Робу не очень-то хотелось докладывать шаху о том, что увидел в дороге, однако он понимал, что присягнул на верность и другого выбора у него нет. Он пришел во дворец и объявил, что должен увидеться с шахом. Хуф в ответ мрачно усмехнулся.

– В чем состоит твое дело?

Роб молча покачал головой, и Капитан Ворот бросил на него взгляд, тяжелый, как камень. Все же Хуф велел подождать, а сам отправился доложить шаху Ала, что зимми-чужеземец Иессей просит аудиенции. Вскоре старый воин уже вводил Роба в покои властелина.

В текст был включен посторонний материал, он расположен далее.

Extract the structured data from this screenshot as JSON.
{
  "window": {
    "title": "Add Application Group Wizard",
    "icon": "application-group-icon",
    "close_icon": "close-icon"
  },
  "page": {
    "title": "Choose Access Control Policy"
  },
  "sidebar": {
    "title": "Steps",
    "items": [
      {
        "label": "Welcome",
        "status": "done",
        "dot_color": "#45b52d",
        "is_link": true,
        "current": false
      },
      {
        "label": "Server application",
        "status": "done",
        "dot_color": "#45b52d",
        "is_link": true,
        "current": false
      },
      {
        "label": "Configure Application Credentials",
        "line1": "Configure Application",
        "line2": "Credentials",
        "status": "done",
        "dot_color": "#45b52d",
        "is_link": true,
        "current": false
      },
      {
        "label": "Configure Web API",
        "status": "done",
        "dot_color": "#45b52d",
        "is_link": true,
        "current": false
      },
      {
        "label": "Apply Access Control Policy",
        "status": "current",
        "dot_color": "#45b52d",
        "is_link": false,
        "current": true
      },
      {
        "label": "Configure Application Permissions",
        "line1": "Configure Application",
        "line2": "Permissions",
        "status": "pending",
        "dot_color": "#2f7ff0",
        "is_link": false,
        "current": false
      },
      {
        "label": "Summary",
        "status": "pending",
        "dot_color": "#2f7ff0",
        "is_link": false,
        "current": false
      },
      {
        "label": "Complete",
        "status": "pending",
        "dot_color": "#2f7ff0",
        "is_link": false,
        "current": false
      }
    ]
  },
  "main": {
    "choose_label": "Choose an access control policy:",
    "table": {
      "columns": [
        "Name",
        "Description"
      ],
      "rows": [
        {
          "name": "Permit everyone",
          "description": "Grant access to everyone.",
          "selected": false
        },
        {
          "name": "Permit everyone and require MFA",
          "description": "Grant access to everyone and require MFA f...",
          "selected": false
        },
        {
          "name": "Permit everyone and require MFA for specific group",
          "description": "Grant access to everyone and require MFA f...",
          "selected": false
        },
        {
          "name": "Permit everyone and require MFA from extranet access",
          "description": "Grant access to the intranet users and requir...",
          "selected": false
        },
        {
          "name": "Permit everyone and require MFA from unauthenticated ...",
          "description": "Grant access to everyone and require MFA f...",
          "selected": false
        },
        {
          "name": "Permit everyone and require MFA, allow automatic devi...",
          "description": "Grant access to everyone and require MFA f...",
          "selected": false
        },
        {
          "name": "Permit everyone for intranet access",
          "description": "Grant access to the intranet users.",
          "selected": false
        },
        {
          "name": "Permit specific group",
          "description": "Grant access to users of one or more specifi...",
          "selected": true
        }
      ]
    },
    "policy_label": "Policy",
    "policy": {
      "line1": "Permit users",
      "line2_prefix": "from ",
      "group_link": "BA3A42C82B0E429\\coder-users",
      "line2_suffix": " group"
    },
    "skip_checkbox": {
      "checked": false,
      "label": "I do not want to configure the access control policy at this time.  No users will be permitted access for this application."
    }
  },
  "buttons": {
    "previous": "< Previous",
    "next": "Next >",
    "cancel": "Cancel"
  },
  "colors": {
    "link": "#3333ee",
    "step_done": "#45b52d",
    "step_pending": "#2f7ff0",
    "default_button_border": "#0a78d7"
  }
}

От Ала сильно пахло вином, но он с вполне трезвым видом выслушал рассказ Роба о том, что его визирь отправил своих самых благочестивых помощников, дабы те встретили и проводили в глубь страны отряд врагов шаха.

– Никаких сообщений о нападениях на жителей Хамадана мы не получали, – задумчиво проговорил Ала ад-Даула. – Этот отряд сельджуков пришел не для грабежа и разбоя, значит, они сговаривались об измене. – Полуприкрыв глаза веками, он пристально разглядывал Роба. – Кому ты уже говорил об этом?

– Ни единому человеку, о повелитель.

– Пусть так и будет.

Не продолжая разговора, Ала поставил на стол между ними доску для шахской игры. Его заметно обрадовало то, что теперь в лице Роба он встретился с более подготовленным противником, нежели до сих пор.

– А-а, зимми, ты становишься искусным и коварным, как перс!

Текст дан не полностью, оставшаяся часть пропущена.